33. Die Zwerge im Erbsenfelde.

[98] Mündlich in Weibeck.


Ein Bauer hatte ein Feld Erbsen, das wurde ihm jede Nacht bestohlen und zertreten; er mochte Wache stellen, so viel er wollte, alles war vergebens. Eines Tages klagte er dieß seinem Nachbar, und der erwiderte: »Das thun gewis die Zwerge! Mach einmal ein langes Seil und zieh es rings um das Erbsenfeld, dann knalle plötzlich mit der Peitsche und klappere und lärme; so eilen sie fort, und dabei fällt gewis dem einen und dem andern die Nebelkappe ab; dann kannst du sie sehen.« Der Bauer that noch desselbigen Tages, wie der Nachbar gerathen hatte; und als er des Nachts mit seinen Leuten knallte und klapperte und lärmte, da stürzten die Zwerge Hals über Kopf aus dem Erbsenfelde, und bei der Gelegenheit verloren mehrere von ihnen die Kappe vom Kopf und wurden gefangen genommen. Sie bettelten und flehten, der Bauer möge sie doch loslaßen, er aber wollte nicht hören; da versprachen sie ihm endlich ein ganzes Fuder Gold, er müße aber vor Sonnenaufgang kommen und es holen. Der Vorschlag gefiel dem Bauern, und er ließ sie los bis auf einen, welchen er fragte: »Wann geht denn eigentlich bei euch die Sonne auf?« Der Zwerg wollte erst nicht Rede stehen; da er aber nicht anders fort sollte, so antwortete er endlich: »Um zwölf.« Der Bauer ließ ihn los und sagte: »Danke schön! werde mich zur rechten Zeit einfinden!« redete indes in den Wind; denn auch der letzte Zwerg war gleich den übrigen verschwunden wie der Blitz. Nun eilte der Bauer mit den Knechten nach Haus und fuhr mit einem vierspännigen Wagen hin nach dem Felsen, wo die Zwerge hausten.

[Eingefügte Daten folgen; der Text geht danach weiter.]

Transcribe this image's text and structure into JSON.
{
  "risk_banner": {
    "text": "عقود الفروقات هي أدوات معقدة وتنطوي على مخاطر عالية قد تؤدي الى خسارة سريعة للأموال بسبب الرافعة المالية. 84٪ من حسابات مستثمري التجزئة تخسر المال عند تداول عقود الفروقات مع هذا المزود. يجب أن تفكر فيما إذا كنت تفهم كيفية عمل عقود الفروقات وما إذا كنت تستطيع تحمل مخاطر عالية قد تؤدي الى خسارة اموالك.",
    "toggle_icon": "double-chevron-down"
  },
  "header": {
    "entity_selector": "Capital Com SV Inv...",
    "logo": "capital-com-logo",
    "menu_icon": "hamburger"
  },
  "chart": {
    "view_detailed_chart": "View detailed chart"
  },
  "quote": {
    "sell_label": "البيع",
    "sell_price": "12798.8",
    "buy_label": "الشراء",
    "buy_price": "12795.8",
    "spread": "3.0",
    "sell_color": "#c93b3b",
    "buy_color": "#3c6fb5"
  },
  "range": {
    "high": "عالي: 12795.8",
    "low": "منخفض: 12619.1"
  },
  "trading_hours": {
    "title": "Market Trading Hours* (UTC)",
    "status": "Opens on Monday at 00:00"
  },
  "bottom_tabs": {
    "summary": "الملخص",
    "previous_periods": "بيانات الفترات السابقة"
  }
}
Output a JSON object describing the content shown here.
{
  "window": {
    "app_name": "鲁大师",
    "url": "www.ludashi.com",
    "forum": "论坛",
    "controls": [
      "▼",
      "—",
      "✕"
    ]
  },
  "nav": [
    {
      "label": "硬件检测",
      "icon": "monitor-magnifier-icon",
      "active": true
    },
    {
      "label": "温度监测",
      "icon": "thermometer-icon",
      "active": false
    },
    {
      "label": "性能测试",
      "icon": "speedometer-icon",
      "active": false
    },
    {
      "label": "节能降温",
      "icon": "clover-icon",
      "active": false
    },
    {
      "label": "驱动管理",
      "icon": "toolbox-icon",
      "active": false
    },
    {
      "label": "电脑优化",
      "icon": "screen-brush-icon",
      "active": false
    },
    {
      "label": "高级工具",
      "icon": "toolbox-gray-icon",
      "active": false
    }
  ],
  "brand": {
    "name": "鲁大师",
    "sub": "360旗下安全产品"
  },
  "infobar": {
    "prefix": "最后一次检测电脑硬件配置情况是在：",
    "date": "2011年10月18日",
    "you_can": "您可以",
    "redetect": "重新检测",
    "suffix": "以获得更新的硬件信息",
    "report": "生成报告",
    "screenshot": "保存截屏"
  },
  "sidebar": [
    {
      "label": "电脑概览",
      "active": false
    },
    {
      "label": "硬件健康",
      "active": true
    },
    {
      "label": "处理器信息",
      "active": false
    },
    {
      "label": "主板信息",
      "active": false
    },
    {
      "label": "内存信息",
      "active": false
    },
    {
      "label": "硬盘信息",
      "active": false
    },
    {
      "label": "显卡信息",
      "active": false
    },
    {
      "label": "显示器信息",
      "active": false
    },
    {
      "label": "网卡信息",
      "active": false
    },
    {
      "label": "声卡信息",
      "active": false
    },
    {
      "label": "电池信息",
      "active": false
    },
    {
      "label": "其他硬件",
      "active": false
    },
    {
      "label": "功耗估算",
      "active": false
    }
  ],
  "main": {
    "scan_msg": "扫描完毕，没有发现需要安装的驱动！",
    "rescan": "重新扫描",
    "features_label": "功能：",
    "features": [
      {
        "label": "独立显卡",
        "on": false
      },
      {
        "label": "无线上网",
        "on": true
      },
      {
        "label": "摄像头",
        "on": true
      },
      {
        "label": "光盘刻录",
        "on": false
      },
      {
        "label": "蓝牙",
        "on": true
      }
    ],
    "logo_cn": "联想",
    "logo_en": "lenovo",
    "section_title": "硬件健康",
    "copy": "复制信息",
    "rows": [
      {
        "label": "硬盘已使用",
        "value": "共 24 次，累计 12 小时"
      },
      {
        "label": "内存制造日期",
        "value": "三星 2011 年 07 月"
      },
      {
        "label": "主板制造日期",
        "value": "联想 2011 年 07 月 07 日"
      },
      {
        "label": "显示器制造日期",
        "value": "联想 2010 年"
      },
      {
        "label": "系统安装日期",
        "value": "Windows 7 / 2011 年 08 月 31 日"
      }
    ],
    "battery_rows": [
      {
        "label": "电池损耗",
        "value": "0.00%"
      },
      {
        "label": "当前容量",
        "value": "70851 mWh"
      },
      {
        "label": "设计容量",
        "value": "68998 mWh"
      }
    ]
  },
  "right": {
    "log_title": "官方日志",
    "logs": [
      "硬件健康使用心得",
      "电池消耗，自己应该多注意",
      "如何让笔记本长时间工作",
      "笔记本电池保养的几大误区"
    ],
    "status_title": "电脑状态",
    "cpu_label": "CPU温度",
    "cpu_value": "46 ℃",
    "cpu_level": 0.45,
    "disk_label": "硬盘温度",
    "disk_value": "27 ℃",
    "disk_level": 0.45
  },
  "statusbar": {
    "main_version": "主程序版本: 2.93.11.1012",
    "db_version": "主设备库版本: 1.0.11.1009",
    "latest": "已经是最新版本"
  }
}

Als er draußen anhielt, hörte er, wie sie drinnen spielten und dabei sangen:


»Dat is gut,

Dat is gut,[99]

Dat dat Büerken dat nich weit,

Dat de Sunne üm twölwe upgeit!«


Der Bauer lachte, daß er's doch wußte, und pochte an. Sie öffneten, und als er sich nun dennoch zu rechter Zeit gemeldet hatte, zeigten sie ihm ein abgeschundenes Pferd; das solle er aufladen und mitnehmen. Ärgerlich darüber, daß sie ihn angeführt hätten, fluchte er und wollte es liegen laßen; doch besann er sich und dachte:


»Wat mehr is as ne Lus,

Dat nümmt man midde na Hus!


sollst wenigstens ein Stück abhauen und deinen Hunden geben!« Er that es; als er aber zu Hause ankam und die Hunde füttern wollte, da hatte er einen großen Goldklumpen auf dem Wagen. Schnell fuhr er wieder hin, um das andere auch zu holen; doch alles war verschwunden, Höhle und Pferd, und er mußte leer nach Haus zurück, hatte indes immerhin so viel Gold, als er mit seinen Kindern und Kindeskindern nur gebrauchen wollte.

Quelle:
Carl und Theodor Colshorn: Märchen und Sagen, Hannover 1854, S. 98-100.